Только папа не козырял этими именами, у папы имелась своя особая
особенность. О чем бы папа ни говорил - о новой небесной звезде, о музыке
Прокофьева, о картинах на выставке - он одновременно говорил о себе. Маша
ощущала, что папа начинает разговор издалека, имея цель перевести его на
себя: такой-то любит, но не понимает папу, близок ли папе тот-то, как плохо
пишут о папе там-то, как сильно хвалит его англичанин, но папу раздражает:
англичанин совершенно не понял папиной сути.
Маша любила папу, гордилась им, но ее тревожило, что не только чужие, даже
мама не может оценить, какой он милый, как он неумело, по-детски хитрит,
когда, желая поговорить о себе, начинает с разговора о звездах или о
концертах Бостонской филармонии.
Вот сегодня, обращаясь к Скобовой, папа сказал:
- Я убежден, что вы можете подтвердить мою мысль: в физике, как и в
литературе и живописи, есть декаденты и есть так называемая народность...
Сказал папа эти слова невинным голосом, никто, даже мама не сообразила, в
чем дело, а Маша сразу поняла.
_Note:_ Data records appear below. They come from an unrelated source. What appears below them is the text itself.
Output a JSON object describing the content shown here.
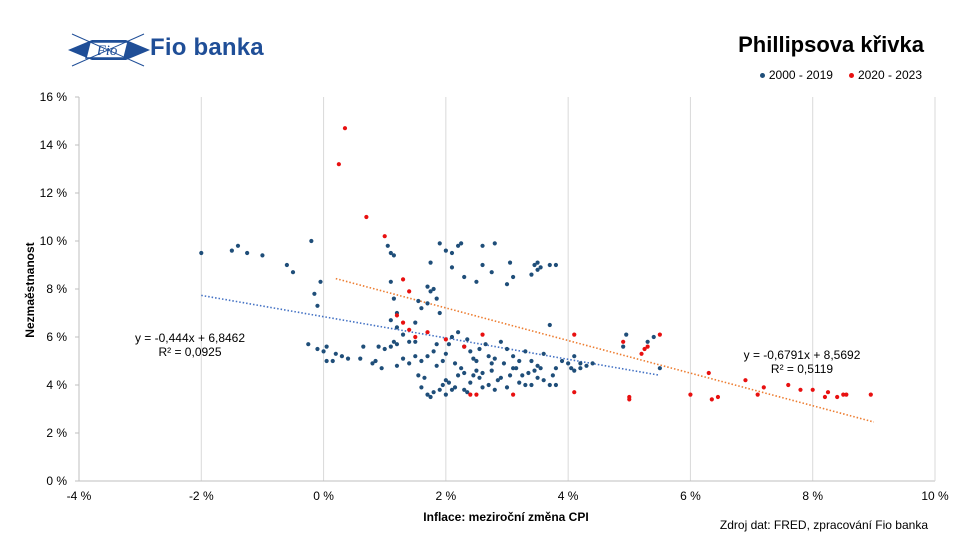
{
  "header": {
    "brand_name": "Fio banka",
    "logo_text": "Fio"
  },
  "source_note": "Zdroj  dat: FRED,  zpracování  Fio banka",
  "chart_data": {
    "type": "scatter",
    "title": "Phillipsova křivka",
    "xlabel": "Inflace: meziroční změna CPI",
    "ylabel": "Nezmaěstnanost",
    "xlim": [
      -4,
      10
    ],
    "ylim": [
      0,
      16
    ],
    "x_ticks": [
      "-4 %",
      "-2 %",
      "0 %",
      "2 %",
      "4 %",
      "6 %",
      "8 %",
      "10 %"
    ],
    "y_ticks": [
      "0 %",
      "2 %",
      "4 %",
      "6 %",
      "8 %",
      "10 %",
      "12 %",
      "14 %",
      "16 %"
    ],
    "grid": "vertical",
    "legend_position": "top-right",
    "colors": {
      "series_2000_2019": "#1f4e79",
      "series_2020_2023": "#e81010",
      "trend_2000_2019": "#4472c4",
      "trend_2020_2023": "#ed7d31"
    },
    "series": [
      {
        "name": "2000 - 2019",
        "color": "#1f4e79",
        "trendline": {
          "slope": -0.444,
          "intercept": 6.8462,
          "x_range": [
            -2.0,
            5.5
          ],
          "equation": "y = -0,444x + 6,8462",
          "r2": "R² = 0,0925"
        },
        "points": [
          [
            -2.0,
            9.5
          ],
          [
            -1.5,
            9.6
          ],
          [
            -1.4,
            9.8
          ],
          [
            -1.25,
            9.5
          ],
          [
            -1.0,
            9.4
          ],
          [
            -0.6,
            9.0
          ],
          [
            -0.5,
            8.7
          ],
          [
            -0.2,
            10.0
          ],
          [
            -0.15,
            7.8
          ],
          [
            -0.05,
            8.3
          ],
          [
            -0.1,
            7.3
          ],
          [
            -0.25,
            5.7
          ],
          [
            -0.1,
            5.5
          ],
          [
            0.0,
            5.4
          ],
          [
            0.05,
            5.6
          ],
          [
            0.05,
            5.0
          ],
          [
            0.15,
            5.0
          ],
          [
            0.2,
            5.3
          ],
          [
            0.3,
            5.2
          ],
          [
            0.4,
            5.1
          ],
          [
            0.6,
            5.1
          ],
          [
            0.65,
            5.6
          ],
          [
            0.8,
            4.9
          ],
          [
            0.85,
            5.0
          ],
          [
            0.9,
            5.6
          ],
          [
            1.0,
            5.5
          ],
          [
            1.1,
            5.6
          ],
          [
            1.15,
            5.8
          ],
          [
            1.2,
            5.7
          ],
          [
            1.3,
            6.1
          ],
          [
            1.4,
            5.8
          ],
          [
            1.5,
            5.8
          ],
          [
            1.1,
            9.5
          ],
          [
            1.05,
            9.8
          ],
          [
            1.15,
            9.4
          ],
          [
            1.1,
            8.3
          ],
          [
            1.15,
            7.6
          ],
          [
            1.2,
            7.0
          ],
          [
            1.1,
            6.7
          ],
          [
            1.2,
            6.4
          ],
          [
            1.5,
            6.6
          ],
          [
            1.55,
            7.5
          ],
          [
            1.6,
            7.2
          ],
          [
            1.7,
            8.1
          ],
          [
            1.75,
            7.9
          ],
          [
            1.8,
            8.0
          ],
          [
            1.85,
            7.6
          ],
          [
            1.7,
            7.4
          ],
          [
            1.9,
            7.0
          ],
          [
            1.75,
            9.1
          ],
          [
            1.9,
            9.9
          ],
          [
            2.0,
            9.6
          ],
          [
            2.1,
            9.5
          ],
          [
            2.2,
            9.8
          ],
          [
            2.25,
            9.9
          ],
          [
            2.1,
            8.9
          ],
          [
            2.3,
            8.5
          ],
          [
            2.5,
            8.3
          ],
          [
            2.6,
            9.8
          ],
          [
            2.8,
            9.9
          ],
          [
            2.6,
            9.0
          ],
          [
            2.75,
            8.7
          ],
          [
            3.0,
            8.2
          ],
          [
            3.1,
            8.5
          ],
          [
            3.05,
            9.1
          ],
          [
            3.4,
            8.6
          ],
          [
            3.45,
            9.0
          ],
          [
            3.5,
            9.1
          ],
          [
            3.55,
            8.9
          ],
          [
            3.7,
            9.0
          ],
          [
            3.8,
            9.0
          ],
          [
            3.5,
            8.8
          ],
          [
            1.55,
            4.4
          ],
          [
            1.6,
            3.9
          ],
          [
            1.7,
            3.6
          ],
          [
            1.75,
            3.5
          ],
          [
            1.8,
            3.7
          ],
          [
            1.9,
            3.8
          ],
          [
            1.95,
            4.0
          ],
          [
            2.0,
            4.2
          ],
          [
            2.05,
            4.1
          ],
          [
            2.1,
            3.8
          ],
          [
            2.15,
            3.9
          ],
          [
            2.2,
            4.4
          ],
          [
            2.25,
            4.7
          ],
          [
            2.3,
            3.8
          ],
          [
            2.35,
            3.7
          ],
          [
            2.4,
            4.1
          ],
          [
            2.45,
            4.4
          ],
          [
            2.5,
            4.6
          ],
          [
            2.55,
            4.3
          ],
          [
            2.6,
            4.5
          ],
          [
            2.7,
            4.0
          ],
          [
            2.75,
            4.6
          ],
          [
            2.8,
            3.8
          ],
          [
            2.85,
            4.2
          ],
          [
            2.9,
            4.3
          ],
          [
            3.0,
            3.9
          ],
          [
            3.05,
            4.4
          ],
          [
            3.1,
            4.7
          ],
          [
            3.2,
            4.1
          ],
          [
            3.25,
            4.4
          ],
          [
            3.3,
            4.0
          ],
          [
            3.35,
            4.5
          ],
          [
            3.4,
            4.0
          ],
          [
            3.5,
            4.3
          ],
          [
            3.6,
            4.2
          ],
          [
            3.7,
            4.0
          ],
          [
            3.8,
            4.0
          ],
          [
            3.75,
            4.4
          ],
          [
            1.6,
            5.0
          ],
          [
            1.7,
            5.2
          ],
          [
            1.8,
            5.4
          ],
          [
            1.85,
            5.7
          ],
          [
            1.95,
            5.0
          ],
          [
            2.0,
            5.3
          ],
          [
            2.05,
            5.7
          ],
          [
            2.1,
            6.0
          ],
          [
            2.2,
            6.2
          ],
          [
            2.3,
            5.6
          ],
          [
            2.35,
            5.9
          ],
          [
            2.4,
            5.4
          ],
          [
            2.5,
            5.0
          ],
          [
            2.55,
            5.5
          ],
          [
            2.65,
            5.7
          ],
          [
            2.7,
            5.2
          ],
          [
            2.8,
            5.1
          ],
          [
            2.9,
            5.8
          ],
          [
            3.0,
            5.5
          ],
          [
            3.1,
            5.2
          ],
          [
            3.2,
            5.0
          ],
          [
            3.3,
            5.4
          ],
          [
            3.4,
            5.0
          ],
          [
            3.5,
            4.8
          ],
          [
            3.6,
            5.3
          ],
          [
            3.7,
            6.5
          ],
          [
            3.8,
            4.7
          ],
          [
            3.9,
            5.0
          ],
          [
            4.0,
            4.9
          ],
          [
            4.05,
            4.7
          ],
          [
            4.1,
            5.2
          ],
          [
            4.2,
            4.9
          ],
          [
            4.3,
            4.8
          ],
          [
            4.4,
            4.9
          ],
          [
            4.1,
            4.6
          ],
          [
            4.2,
            4.7
          ],
          [
            4.9,
            5.6
          ],
          [
            5.3,
            5.8
          ],
          [
            5.5,
            4.7
          ],
          [
            4.95,
            6.1
          ],
          [
            5.4,
            6.0
          ],
          [
            1.4,
            4.9
          ],
          [
            1.3,
            5.1
          ],
          [
            1.2,
            4.8
          ],
          [
            1.5,
            5.2
          ],
          [
            0.95,
            4.7
          ],
          [
            1.85,
            4.8
          ],
          [
            2.15,
            4.9
          ],
          [
            2.45,
            5.1
          ],
          [
            2.75,
            4.9
          ],
          [
            3.15,
            4.7
          ],
          [
            3.45,
            4.6
          ],
          [
            2.95,
            4.9
          ],
          [
            1.65,
            4.3
          ],
          [
            2.3,
            4.5
          ],
          [
            2.6,
            3.9
          ],
          [
            3.55,
            4.7
          ],
          [
            2.0,
            3.6
          ]
        ]
      },
      {
        "name": "2020 - 2023",
        "color": "#e81010",
        "trendline": {
          "slope": -0.6791,
          "intercept": 8.5692,
          "x_range": [
            0.2,
            9.0
          ],
          "equation": "y = -0,6791x + 8,5692",
          "r2": "R² = 0,5119"
        },
        "points": [
          [
            0.35,
            14.7
          ],
          [
            0.25,
            13.2
          ],
          [
            0.7,
            11.0
          ],
          [
            1.0,
            10.2
          ],
          [
            1.3,
            8.4
          ],
          [
            1.4,
            7.9
          ],
          [
            1.2,
            6.9
          ],
          [
            1.3,
            6.6
          ],
          [
            1.4,
            6.3
          ],
          [
            1.5,
            6.0
          ],
          [
            1.7,
            6.2
          ],
          [
            2.0,
            5.9
          ],
          [
            2.3,
            5.6
          ],
          [
            2.6,
            6.1
          ],
          [
            3.1,
            3.6
          ],
          [
            2.4,
            3.6
          ],
          [
            2.5,
            3.6
          ],
          [
            4.1,
            3.7
          ],
          [
            4.1,
            6.1
          ],
          [
            4.9,
            5.8
          ],
          [
            5.0,
            3.4
          ],
          [
            5.0,
            3.5
          ],
          [
            5.2,
            5.3
          ],
          [
            5.25,
            5.5
          ],
          [
            5.3,
            5.6
          ],
          [
            5.5,
            6.1
          ],
          [
            6.0,
            3.6
          ],
          [
            6.3,
            4.5
          ],
          [
            6.35,
            3.4
          ],
          [
            6.45,
            3.5
          ],
          [
            6.9,
            4.2
          ],
          [
            7.1,
            3.6
          ],
          [
            7.2,
            3.9
          ],
          [
            7.6,
            4.0
          ],
          [
            7.8,
            3.8
          ],
          [
            8.0,
            3.8
          ],
          [
            8.2,
            3.5
          ],
          [
            8.25,
            3.7
          ],
          [
            8.4,
            3.5
          ],
          [
            8.5,
            3.6
          ],
          [
            8.55,
            3.6
          ],
          [
            8.95,
            3.6
          ]
        ]
      }
    ]
  }
}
И действительно, так и оказалось: вскоре папа
стал рассказывать о стокгольмском институте, выдвинувшем его на премию.
Маша знала, что всем нравится ее наружность - скуластая, с чуть-чуть
татарскими глазами белоголовая девочка... Мама ее и одевала похоже на
деревенскую: в полотняное платье с вышитыми красными крестиками петушками, и
волосы ей стригла по-простому в скобку, с челкой на лбу.
И все ее тормошили, восхищались ею, говорили: "Ей бы лапоточки, а не
туфли, ну просто Нестеров".
Маша почему-то очень устала за день. То ли она объелась за обедом, то ли
от усталости она все время чувствовала противный вкус во рту.
Наконец гости ушли, остался лишь Станислав Иванович.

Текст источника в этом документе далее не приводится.